A woman who infused a new life into the dying craft of Kashmir


Arifa‘Revolutionizing the craft of Kashmir’ -- is the tagline of a small firm that begin just with a novel idea of renewing the art and craft of Namdha – a traditional Kashmiri rug. It grew beyond expected limits when it found a space in international market. 

Started as her academic project named ‘Revival of Kashmir’ Arifa Akhter – a Master’s degree holder in Craft Management – gave Namdha a new identity.

Since Namdha is a dying craft in Kashmir and people no longer buy it so she chose it as a topic for her project work. And what was the biggest challenge was to generate interest of people in it afresh. Instilling her training into her project Asiya came out with 300 pieces of Namdha laced with innovation.

“I had to increase the marketability of Namdha so I gave it a new form and for quality instead of using local wool I used 100-percent merino, a type of sheep prized for its wool.” 

And ‘Revival of Kashmir’ got a chance to revive itself.

I was lucky enough that I got a place in Delhi exhibition to set up my own stall she says.

“My first exhibition was a sell out. I sold almost 95 percent of the Namdha’s which I had taken along,” replies Arifa with a chuckle as if appreciating her own accomplishments.

When done with the course she decided to set up a firm with an aim to take this craft to a new level. So in 2011, along with her two colleagues she came out with ‘Incredible Kashmir Crafts’.

“We began with a small amount of two lakh rupees and started making and marketing the local Namdhas.”

Arifa was taken by surprise when she realised that people still have taste for traditional things. This gave her a further boast to take the business to another level.

“We sold our products to Australia, Finland and are now expanding it to other countries." 

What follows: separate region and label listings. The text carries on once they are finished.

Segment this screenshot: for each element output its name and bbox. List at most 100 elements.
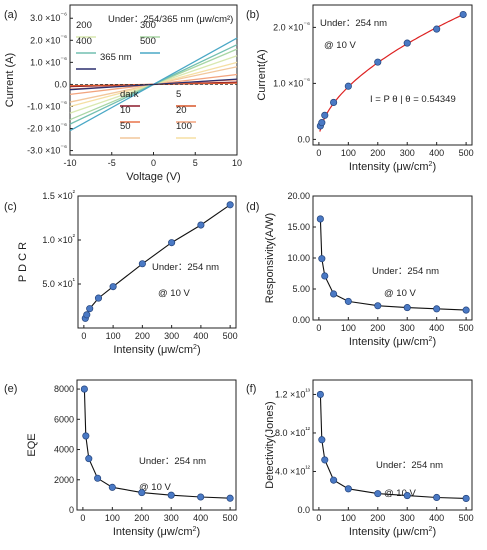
y-tick-label: 8.0 ×10¹² <box>275 427 311 438</box>
plot-frame <box>312 379 473 511</box>
data-point <box>462 494 470 502</box>
x-tick-label: 500 <box>223 331 238 341</box>
legend-entry-300: 300 <box>140 20 156 31</box>
data-point <box>330 98 338 106</box>
series-line <box>319 394 467 499</box>
data-point <box>138 489 146 497</box>
data-point <box>344 485 352 493</box>
annotation-condition: Under：254 nm <box>376 460 443 471</box>
fit-label: I = P θ | θ = 0.54349 <box>370 94 456 105</box>
legend-entry-100: 100 <box>176 121 192 132</box>
data-point <box>86 305 94 313</box>
y-tick-label: 0.00 <box>292 315 310 325</box>
y-tick-label: 6000 <box>54 414 74 424</box>
panel-b: (b) 0 100 200 300 400 500 0.0 1.0 ×10⁻⁶ 2.0 ×10⁻⁶… <box>246 4 474 173</box>
data-point <box>138 260 146 268</box>
x-tick-label: 300 <box>164 331 179 341</box>
data-point <box>403 39 411 47</box>
y-tick-label: 0.0 <box>54 79 67 89</box>
x-axis-label: Intensity (μw/cm2) <box>349 161 436 173</box>
data-point <box>168 239 176 247</box>
x-tick-label: 400 <box>193 331 208 341</box>
panel-label: (c) <box>4 201 17 213</box>
x-tick-label: 500 <box>459 148 474 158</box>
annotation-condition: Under：254 nm <box>152 262 219 273</box>
data-point <box>330 476 338 484</box>
y-tick-label: -3.0 ×10⁻⁶ <box>27 145 67 156</box>
y-tick-label: 10.00 <box>287 253 310 263</box>
x-tick-label: 500 <box>223 513 238 523</box>
legend-entry-20: 20 <box>176 105 187 116</box>
data-point <box>94 294 103 302</box>
y-tick-label: 2.0 ×10⁻⁶ <box>273 21 310 32</box>
x-tick-label: 100 <box>105 513 120 523</box>
x-tick-label: 400 <box>429 148 444 158</box>
legend-entry-5: 5 <box>176 89 181 100</box>
legend-entry-200: 200 <box>76 20 92 31</box>
y-axis-label: EQE <box>26 433 38 456</box>
x-tick-label: 100 <box>341 323 356 333</box>
x-tick-label: 5 <box>193 158 198 168</box>
y-tick-label: 15.00 <box>287 222 310 232</box>
legend-entry-365-nm: 365 nm <box>100 52 132 63</box>
panel-c: (c) 0 100 200 300 400 500 5.0 ×10¹ 1.0 ×10² 1.5 ×… <box>4 190 238 356</box>
data-point <box>108 483 116 491</box>
data-point <box>433 305 441 313</box>
y-tick-label: 1.0 ×10⁻⁶ <box>273 77 310 88</box>
data-point <box>316 215 324 223</box>
data-point <box>318 436 326 444</box>
data-point <box>321 456 329 464</box>
plot-frame <box>312 4 473 146</box>
annotation-bias: @ 10 V <box>324 40 356 51</box>
x-tick-label: 0 <box>81 331 86 341</box>
legend-title: Under：254/365 nm (μw/cm²) <box>108 14 233 25</box>
y-tick-label: 2000 <box>54 475 74 485</box>
y-tick-label: 1.2 ×10¹³ <box>275 388 311 399</box>
panel-label: (e) <box>4 383 17 395</box>
x-axis-label: Intensity (μw/cm2) <box>349 526 436 538</box>
panel-d: (d) 0 100 200 300 400 500 0.00 5.00 10.00 15.00 20.… <box>246 191 474 348</box>
y-tick-label: 0 <box>69 505 74 515</box>
data-point <box>109 283 117 291</box>
y-tick-label: 5.00 <box>292 284 310 294</box>
data-point <box>459 10 467 19</box>
x-tick-label: 400 <box>429 513 444 523</box>
data-point <box>403 304 411 312</box>
legend-entry-dark: dark <box>120 89 139 100</box>
y-tick-label: 20.00 <box>287 191 310 201</box>
x-axis-label: Intensity (μw/cm2) <box>113 344 200 356</box>
x-tick-label: 100 <box>341 148 356 158</box>
x-tick-label: 300 <box>400 148 415 158</box>
data-point <box>83 311 91 319</box>
data-point <box>321 272 329 280</box>
data-point <box>197 493 205 501</box>
data-point <box>316 390 324 398</box>
x-tick-label: 500 <box>459 513 474 523</box>
data-point <box>374 302 382 310</box>
panel-a: (a) -10 -5 0 5 10 -3.0 ×10⁻⁶ -2.0 ×10⁻⁶ -1.0 ×10… <box>4 4 242 183</box>
data-point <box>318 119 326 127</box>
data-point <box>403 492 411 500</box>
panel-e: (e) 0 100 200 300 400 500 0 2000 4000 6000 8000 Inte… <box>4 379 238 538</box>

Today Namdha is not the only thing her firm is confined to but they have began to work on other things. 

“Eventually we worked on bags, pillow covers, suits etc and everything is done by keeping Kashmiri tradition in mind.”

Coming from a modest family in old city, Srinagar -- Arifa always wanted to venture into business. 

 “I studied commerce with the sole aim to go for business as I never wanted to be an employee.” 

Arifa is just back from training in Kyrgystan and is now intending to incorporate new designs she learnt there in her work.

“I am trying to introduce new patterns and designs in things like pillow covers, bags , suits etc so that people would come and see how traditional designs look with little bit of innovation”.

The whole idea of setting this business Arifa states was to empower the local artisan which would in-turn helps the craft in a larger way. 

From her small initiative today 16 people are driving their livelihood which she says brings her satisfaction.

“When you know people are happy because of you, that is a joy to behold.”